On 04/18/2011 04:04 AM, Stefan Keller wrote:
5. Optimize and secure session by following parameters: SET transaction_read_only TO FALSE; SET TRANSACTION READ ONLY;
AFAIK, neither of those have any effect on security. They're purely advisory hints to Pg.
Personally I think it'd be cool if read-only transactions were denied the use of INSERT/UPDATE/DELETE, any "untrusted" PLs, and any INSERT/UPDATE/DELETE via SPI from PLs. But "would be cool" isn't "want to try to implement it" and I'm sure if it were easy, it'd have already been done.
All user tables reside in schema PUBLIC, Ok?
Yep. Make sure you don't grant CREATE on public to the target user, only grant USAGE, and revoke all from public.
=> Any comments on making this PostgreSQL instance 'robust'? E.g. which situations (except for harddisk crashes) can leave a read-only dataset in an inconsistent state where PostgreSQL server can't restart? An immediate shutdown?
AFAIK: - Kill -9 of a backend - segfault / sigabrt / sigbus / etc of a backend (though backends may try to handle some of these it'd normally be unsafe and I doubt it, but I haven't checked) - Kill -9 of the postmaster - OS crash or unexpected reset - .... probably other things
=> Any comments on speeding up/optimizing such a read-only dataset?
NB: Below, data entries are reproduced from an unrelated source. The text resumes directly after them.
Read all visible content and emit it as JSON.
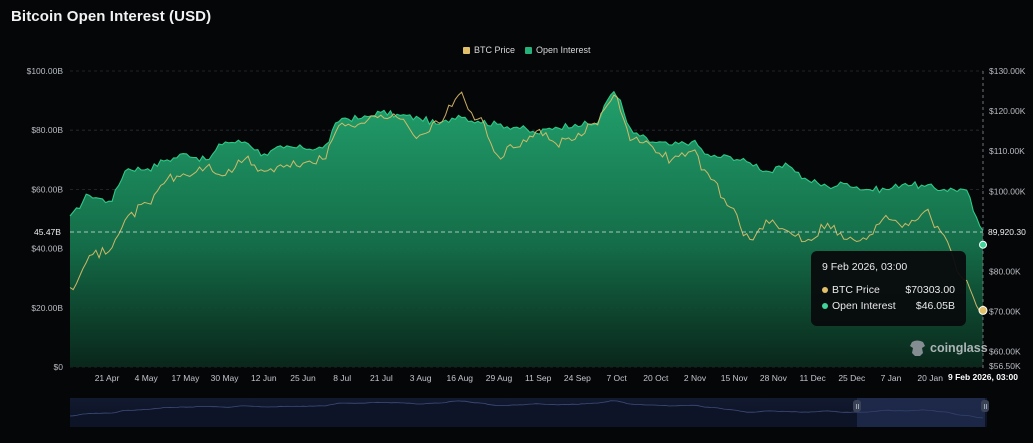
{
  "title": "Bitcoin Open Interest (USD)",
  "legend": [
    {
      "label": "BTC Price",
      "color": "#e2c06a"
    },
    {
      "label": "Open Interest",
      "color": "#26b07a"
    }
  ],
  "tooltip": {
    "date": "9 Feb 2026, 03:00",
    "rows": [
      {
        "label": "BTC Price",
        "value": "$70303.00",
        "color": "#e2c06a"
      },
      {
        "label": "Open Interest",
        "value": "$46.05B",
        "color": "#3fd49a"
      }
    ]
  },
  "crosshair": {
    "left_label": "45.47B",
    "right_label": "89,920.30",
    "x_label": "9 Feb 2026, 03:00"
  },
  "watermark": "coinglass",
  "chart_data": {
    "type": "area",
    "title": "Bitcoin Open Interest (USD)",
    "xlabel": "",
    "ylabel_left": "Open Interest (USD)",
    "ylabel_right": "BTC Price (USD)",
    "grid": true,
    "legend_position": "top-center",
    "left_axis": {
      "ticks": [
        "$0",
        "$20.00B",
        "$40.00B",
        "$60.00B",
        "$80.00B",
        "$100.00B"
      ],
      "tick_values": [
        0,
        20,
        40,
        60,
        80,
        100
      ],
      "ylim": [
        0,
        100
      ],
      "unit": "B USD"
    },
    "right_axis": {
      "ticks": [
        "$56.50K",
        "$60.00K",
        "$70.00K",
        "$80.00K",
        "$100.00K",
        "$110.00K",
        "$120.00K",
        "$130.00K"
      ],
      "tick_values": [
        56.5,
        60,
        70,
        80,
        100,
        110,
        120,
        130
      ],
      "ylim": [
        56.5,
        130
      ],
      "unit": "K USD"
    },
    "x_ticks": [
      "21 Apr",
      "4 May",
      "17 May",
      "30 May",
      "12 Jun",
      "25 Jun",
      "8 Jul",
      "21 Jul",
      "3 Aug",
      "16 Aug",
      "29 Aug",
      "11 Sep",
      "24 Sep",
      "7 Oct",
      "20 Oct",
      "2 Nov",
      "15 Nov",
      "28 Nov",
      "11 Dec",
      "25 Dec",
      "7 Jan",
      "20 Jan"
    ],
    "x": [
      "9 Apr",
      "14 Apr",
      "21 Apr",
      "28 Apr",
      "4 May",
      "10 May",
      "17 May",
      "24 May",
      "30 May",
      "6 Jun",
      "12 Jun",
      "19 Jun",
      "25 Jun",
      "2 Jul",
      "8 Jul",
      "15 Jul",
      "21 Jul",
      "28 Jul",
      "3 Aug",
      "10 Aug",
      "16 Aug",
      "23 Aug",
      "29 Aug",
      "5 Sep",
      "11 Sep",
      "18 Sep",
      "24 Sep",
      "1 Oct",
      "7 Oct",
      "11 Oct",
      "20 Oct",
      "27 Oct",
      "2 Nov",
      "9 Nov",
      "15 Nov",
      "21 Nov",
      "28 Nov",
      "4 Dec",
      "11 Dec",
      "18 Dec",
      "25 Dec",
      "1 Jan",
      "7 Jan",
      "14 Jan",
      "20 Jan",
      "27 Jan",
      "3 Feb",
      "9 Feb"
    ],
    "series": [
      {
        "name": "Open Interest",
        "axis": "left",
        "unit": "B USD",
        "color": "#26b07a",
        "values": [
          51,
          58,
          56,
          67,
          67,
          70,
          72,
          70,
          76,
          76,
          72,
          74,
          74,
          74,
          84,
          84,
          86,
          85,
          84,
          82,
          85,
          83,
          82,
          81,
          79,
          81,
          82,
          82,
          93,
          79,
          76,
          75,
          76,
          71,
          71,
          69,
          66,
          68,
          63,
          61,
          62,
          60,
          60,
          62,
          61,
          60,
          60,
          46.05
        ]
      },
      {
        "name": "BTC Price",
        "axis": "right",
        "unit": "K USD",
        "color": "#e2c06a",
        "values": [
          76,
          84,
          85,
          94,
          97,
          103,
          104,
          106,
          104,
          108,
          105,
          106,
          107,
          108,
          117,
          117,
          119,
          118,
          114,
          117,
          124,
          118,
          109,
          111,
          115,
          112,
          113,
          117,
          124,
          113,
          111,
          108,
          110,
          103,
          96,
          88,
          92,
          90,
          88,
          92,
          88,
          88,
          94,
          92,
          95,
          89,
          78,
          70.3
        ]
      }
    ]
  }
}
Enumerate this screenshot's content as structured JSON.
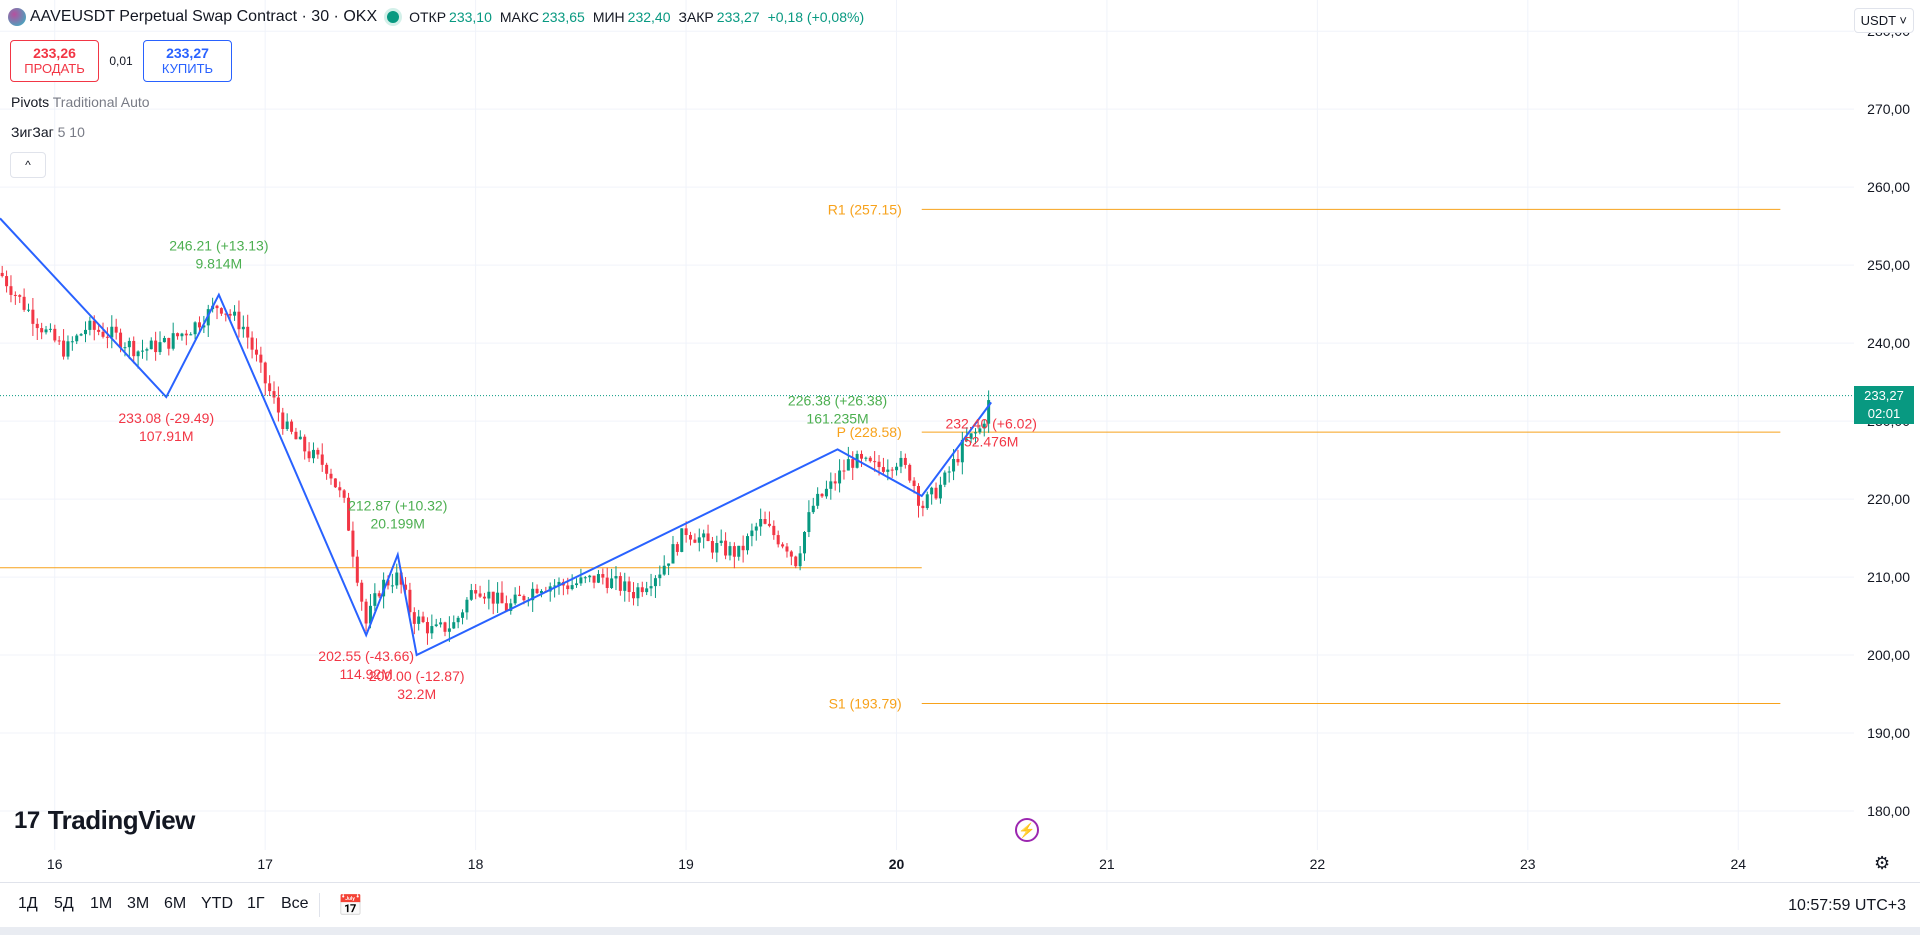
{
  "header": {
    "symbol": "AAVEUSDT Perpetual Swap Contract · 30 · OKX",
    "ohlc": [
      {
        "key": "ОТКР",
        "value": "233,10"
      },
      {
        "key": "МАКС",
        "value": "233,65"
      },
      {
        "key": "МИН",
        "value": "232,40"
      },
      {
        "key": "ЗАКР",
        "value": "233,27"
      }
    ],
    "change": "+0,18 (+0,08%)",
    "currency_button": "USDT ˅"
  },
  "trade": {
    "sell_price": "233,26",
    "sell_label": "ПРОДАТЬ",
    "spread": "0,01",
    "buy_price": "233,27",
    "buy_label": "КУПИТЬ"
  },
  "indicators": [
    {
      "name": "Pivots",
      "params": "Traditional Auto"
    },
    {
      "name": "ЗигЗаг",
      "params": "5 10"
    }
  ],
  "collapse_icon": "^",
  "last_price_tag": {
    "price": "233,27",
    "countdown": "02:01",
    "color": "#089981"
  },
  "branding": {
    "mark": "17",
    "name": "TradingView"
  },
  "bottom_bar": {
    "ranges": [
      "1Д",
      "5Д",
      "1М",
      "3М",
      "6М",
      "YTD",
      "1Г",
      "Все"
    ],
    "clock": "10:57:59 UTC+3"
  },
  "chart_data": {
    "type": "candlestick",
    "ylim": [
      175,
      284
    ],
    "xlim": [
      15.74,
      24.55
    ],
    "y_ticks": [
      {
        "v": 180,
        "label": "180,00"
      },
      {
        "v": 190,
        "label": "190,00"
      },
      {
        "v": 200,
        "label": "200,00"
      },
      {
        "v": 210,
        "label": "210,00"
      },
      {
        "v": 220,
        "label": "220,00"
      },
      {
        "v": 230,
        "label": "230,00"
      },
      {
        "v": 240,
        "label": "240,00"
      },
      {
        "v": 250,
        "label": "250,00"
      },
      {
        "v": 260,
        "label": "260,00"
      },
      {
        "v": 270,
        "label": "270,00"
      },
      {
        "v": 280,
        "label": "280,00"
      }
    ],
    "x_ticks": [
      {
        "v": 16,
        "label": "16",
        "bold": false
      },
      {
        "v": 17,
        "label": "17",
        "bold": false
      },
      {
        "v": 18,
        "label": "18",
        "bold": false
      },
      {
        "v": 19,
        "label": "19",
        "bold": false
      },
      {
        "v": 20,
        "label": "20",
        "bold": true
      },
      {
        "v": 21,
        "label": "21",
        "bold": false
      },
      {
        "v": 22,
        "label": "22",
        "bold": false
      },
      {
        "v": 23,
        "label": "23",
        "bold": false
      },
      {
        "v": 24,
        "label": "24",
        "bold": false
      }
    ],
    "colors": {
      "up": "#089981",
      "down": "#f23645",
      "zigzag": "#2962ff",
      "pivot": "#f7a21b"
    },
    "last_price": 233.27,
    "pivots": [
      {
        "label": "R1 (257.15)",
        "value": 257.15,
        "x_start": 20.12,
        "x_end": 24.2
      },
      {
        "label": "P (228.58)",
        "value": 228.58,
        "x_start": 20.12,
        "x_end": 24.2
      },
      {
        "label": "S1 (193.79)",
        "value": 193.79,
        "x_start": 20.12,
        "x_end": 24.2
      },
      {
        "label": "",
        "value": 211.2,
        "x_start": 15.74,
        "x_end": 20.12
      }
    ],
    "zigzag": [
      {
        "x": 15.74,
        "y": 256
      },
      {
        "x": 16.53,
        "y": 233.08,
        "label": "233.08 (-29.49)",
        "volume": "107.91M",
        "pos": "below",
        "dir": "down"
      },
      {
        "x": 16.78,
        "y": 246.21,
        "label": "246.21 (+13.13)",
        "volume": "9.814M",
        "pos": "above",
        "dir": "up"
      },
      {
        "x": 17.48,
        "y": 202.55,
        "label": "202.55 (-43.66)",
        "volume": "114.92M",
        "pos": "below",
        "dir": "down"
      },
      {
        "x": 17.63,
        "y": 212.87,
        "label": "212.87 (+10.32)",
        "volume": "20.199M",
        "pos": "above",
        "dir": "up"
      },
      {
        "x": 17.72,
        "y": 200.0,
        "label": "200.00 (-12.87)",
        "volume": "32.2M",
        "pos": "below",
        "dir": "down"
      },
      {
        "x": 19.72,
        "y": 226.38,
        "label": "226.38 (+26.38)",
        "volume": "161.235M",
        "pos": "above",
        "dir": "up"
      },
      {
        "x": 20.12,
        "y": 220.4
      },
      {
        "x": 20.45,
        "y": 232.4,
        "label": "232.40 (+6.02)",
        "volume": "52.476M",
        "pos": "below",
        "dir": "down"
      }
    ],
    "candles_close_path": [
      {
        "x": 15.74,
        "y": 249
      },
      {
        "x": 15.85,
        "y": 245
      },
      {
        "x": 15.97,
        "y": 241
      },
      {
        "x": 16.05,
        "y": 239
      },
      {
        "x": 16.15,
        "y": 242
      },
      {
        "x": 16.28,
        "y": 241
      },
      {
        "x": 16.4,
        "y": 239
      },
      {
        "x": 16.53,
        "y": 240
      },
      {
        "x": 16.65,
        "y": 242
      },
      {
        "x": 16.78,
        "y": 245
      },
      {
        "x": 16.9,
        "y": 242
      },
      {
        "x": 17.0,
        "y": 235
      },
      {
        "x": 17.1,
        "y": 229
      },
      {
        "x": 17.2,
        "y": 226
      },
      {
        "x": 17.3,
        "y": 224
      },
      {
        "x": 17.38,
        "y": 219
      },
      {
        "x": 17.48,
        "y": 204
      },
      {
        "x": 17.55,
        "y": 209
      },
      {
        "x": 17.63,
        "y": 210
      },
      {
        "x": 17.7,
        "y": 205
      },
      {
        "x": 17.8,
        "y": 203
      },
      {
        "x": 17.9,
        "y": 204
      },
      {
        "x": 18.0,
        "y": 209
      },
      {
        "x": 18.15,
        "y": 206
      },
      {
        "x": 18.3,
        "y": 209
      },
      {
        "x": 18.45,
        "y": 209
      },
      {
        "x": 18.6,
        "y": 210
      },
      {
        "x": 18.75,
        "y": 208
      },
      {
        "x": 18.88,
        "y": 211
      },
      {
        "x": 19.0,
        "y": 216
      },
      {
        "x": 19.12,
        "y": 214
      },
      {
        "x": 19.25,
        "y": 213
      },
      {
        "x": 19.35,
        "y": 217
      },
      {
        "x": 19.48,
        "y": 214
      },
      {
        "x": 19.52,
        "y": 212
      },
      {
        "x": 19.6,
        "y": 219
      },
      {
        "x": 19.7,
        "y": 222
      },
      {
        "x": 19.78,
        "y": 225
      },
      {
        "x": 19.9,
        "y": 224
      },
      {
        "x": 20.0,
        "y": 225
      },
      {
        "x": 20.07,
        "y": 223
      },
      {
        "x": 20.12,
        "y": 219
      },
      {
        "x": 20.22,
        "y": 222
      },
      {
        "x": 20.32,
        "y": 227
      },
      {
        "x": 20.4,
        "y": 229
      },
      {
        "x": 20.45,
        "y": 233.27
      }
    ]
  }
}
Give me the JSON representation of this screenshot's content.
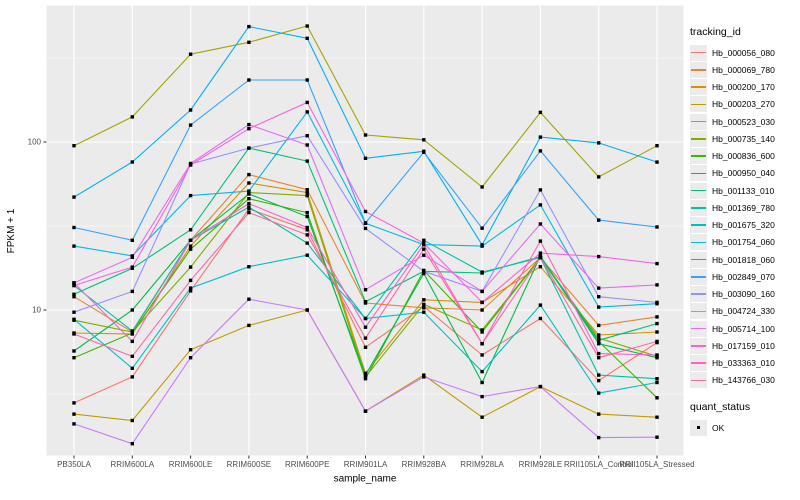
{
  "y_axis": {
    "label": "FPKM + 1",
    "ticks": [
      "100",
      "10"
    ]
  },
  "x_axis": {
    "label": "sample_name"
  },
  "legend": {
    "tracking_title": "tracking_id",
    "quant_title": "quant_status",
    "quant_items": [
      {
        "label": "OK",
        "marker": "black-square"
      }
    ]
  },
  "chart_data": {
    "type": "line",
    "title": "",
    "xlabel": "sample_name",
    "ylabel": "FPKM + 1",
    "y_scale": "log10",
    "ylim": [
      1.25,
      620
    ],
    "yticks": [
      10,
      100
    ],
    "yticks_minor": [
      3.16,
      31.6,
      316
    ],
    "grid": "on",
    "legend_position": "right",
    "point_marker": "black-square",
    "categories": [
      "PB350LA",
      "RRIM600LA",
      "RRIM600LE",
      "RRIM600SE",
      "RRIM600PE",
      "RRIM901LA",
      "RRIM928BA",
      "RRIM928LA",
      "RRIM928LE",
      "RRII105LA_Control",
      "RRII105LA_Stressed"
    ],
    "series": [
      {
        "name": "Hb_000056_080",
        "color": "#F8766D",
        "values": [
          2.8,
          4.0,
          13,
          40,
          30,
          6.0,
          10.5,
          5.4,
          8.9,
          3.8,
          6.4
        ]
      },
      {
        "name": "Hb_000069_780",
        "color": "#EA8331",
        "values": [
          12,
          7.4,
          26,
          64,
          52,
          11,
          10.3,
          10,
          20.5,
          8.1,
          9.1
        ]
      },
      {
        "name": "Hb_000200_170",
        "color": "#D89000",
        "values": [
          7.3,
          7.2,
          24,
          57,
          50,
          4.2,
          11.5,
          11.1,
          18.1,
          7.1,
          7.4
        ]
      },
      {
        "name": "Hb_000203_270",
        "color": "#C09B00",
        "values": [
          2.4,
          2.2,
          5.8,
          8.1,
          10,
          2.5,
          4.1,
          2.3,
          3.5,
          2.4,
          2.3
        ]
      },
      {
        "name": "Hb_000523_030",
        "color": "#A3A500",
        "values": [
          95,
          141,
          333,
          392,
          490,
          110,
          103,
          54,
          150,
          62,
          95
        ]
      },
      {
        "name": "Hb_000735_140",
        "color": "#7CAE00",
        "values": [
          8.7,
          7.4,
          18,
          50,
          48,
          4.0,
          10.8,
          7.6,
          20.5,
          6.8,
          5.3
        ]
      },
      {
        "name": "Hb_000836_600",
        "color": "#39B600",
        "values": [
          5.2,
          7.3,
          23,
          46,
          38,
          3.9,
          17.2,
          7.4,
          20.5,
          6.5,
          3.0
        ]
      },
      {
        "name": "Hb_000950_040",
        "color": "#00BB4E",
        "values": [
          5.7,
          10,
          26,
          49,
          36,
          4.1,
          16.5,
          3.7,
          21,
          6.3,
          5.2
        ]
      },
      {
        "name": "Hb_001133_010",
        "color": "#00BF7D",
        "values": [
          12.4,
          17.7,
          30,
          92,
          77,
          11.2,
          17,
          16.6,
          20.8,
          6.6,
          8.3
        ]
      },
      {
        "name": "Hb_001369_780",
        "color": "#00C1A3",
        "values": [
          14,
          7.5,
          26,
          41,
          25,
          8.9,
          26,
          16.8,
          20.5,
          4.1,
          3.9
        ]
      },
      {
        "name": "Hb_001675_320",
        "color": "#00BFC4",
        "values": [
          8.8,
          4.5,
          13.5,
          18.1,
          21.2,
          8.9,
          9.7,
          4.3,
          10.7,
          3.2,
          3.7
        ]
      },
      {
        "name": "Hb_001754_060",
        "color": "#00BAE0",
        "values": [
          24,
          21,
          48,
          51,
          151,
          32.8,
          24.5,
          24,
          42.2,
          10.4,
          10.9
        ]
      },
      {
        "name": "Hb_001818_060",
        "color": "#00B0F6",
        "values": [
          47,
          76,
          155,
          486,
          414,
          80,
          88,
          24.4,
          107,
          98.8,
          75.9
        ]
      },
      {
        "name": "Hb_002849_070",
        "color": "#35A2FF",
        "values": [
          31,
          26,
          126,
          234,
          234,
          33,
          87,
          30.7,
          88.5,
          34.3,
          31.2
        ]
      },
      {
        "name": "Hb_003090_160",
        "color": "#9590FF",
        "values": [
          9.7,
          12.9,
          74,
          92,
          109,
          30.6,
          17,
          12.9,
          51.9,
          12,
          11.1
        ]
      },
      {
        "name": "Hb_004724_330",
        "color": "#C77CFF",
        "values": [
          2.1,
          1.6,
          5.2,
          11.6,
          10,
          2.5,
          4.0,
          3.05,
          3.5,
          1.74,
          1.75
        ]
      },
      {
        "name": "Hb_005714_100",
        "color": "#E76BF3",
        "values": [
          14.5,
          20.6,
          74.5,
          127,
          96,
          13.2,
          21.2,
          12.9,
          32.5,
          13.5,
          14.1
        ]
      },
      {
        "name": "Hb_017159_010",
        "color": "#FA62DB",
        "values": [
          14,
          18,
          73,
          120,
          172,
          38.6,
          25,
          11.1,
          21.8,
          20.8,
          18.9
        ]
      },
      {
        "name": "Hb_033363_010",
        "color": "#FF61C9",
        "values": [
          14.5,
          6.5,
          26,
          43,
          31,
          7.9,
          24.5,
          6.3,
          25.7,
          5.5,
          5.4
        ]
      },
      {
        "name": "Hb_143766_030",
        "color": "#FF67A4",
        "values": [
          7.2,
          5.3,
          15,
          38,
          28,
          6.8,
          23,
          6.3,
          20.5,
          5.2,
          6.5
        ]
      }
    ]
  }
}
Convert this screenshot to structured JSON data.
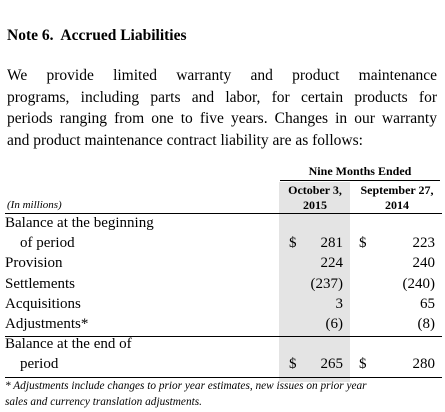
{
  "header": {
    "title": "Note 6.  Accrued Liabilities"
  },
  "paragraph": [
    "We provide limited warranty and product maintenance",
    "programs, including parts and labor, for certain products for",
    "periods ranging from one to five years.  Changes in our warranty",
    "and product maintenance contract liability are as follows:"
  ],
  "table": {
    "period_header": "Nine Months Ended",
    "units": "(In millions)",
    "columns": [
      [
        "October 3,",
        "2015"
      ],
      [
        "September 27,",
        "2014"
      ]
    ],
    "rows": [
      {
        "label": "Balance at the beginning"
      },
      {
        "label": "of period",
        "indent": true,
        "cells": [
          "$",
          "281",
          "$",
          "223"
        ]
      },
      {
        "label": "Provision",
        "cells": [
          "224",
          "240"
        ]
      },
      {
        "label": "Settlements",
        "cells": [
          "(237)",
          "(240)"
        ]
      },
      {
        "label": "Acquisitions",
        "cells": [
          "3",
          "65"
        ]
      },
      {
        "label": "Adjustments*",
        "cells": [
          "(6)",
          "(8)"
        ]
      },
      {
        "label": "Balance at the end of"
      },
      {
        "label": "period",
        "indent": true,
        "cells": [
          "$",
          "265",
          "$",
          "280"
        ]
      }
    ]
  },
  "footnote": [
    "* Adjustments include changes to prior year estimates, new issues on prior year",
    "sales and currency translation adjustments."
  ]
}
Depending on dataset size and access patterns, it could be worth pinning a few indexes in a tablespace that lives on a ramdisk. Usually Pg's and the OS's cache management will do the job well, but if you know more than them - say, that this index will always be really hot, or that certain queries are more important than others and must be more responsive - you can play with that sort of thing.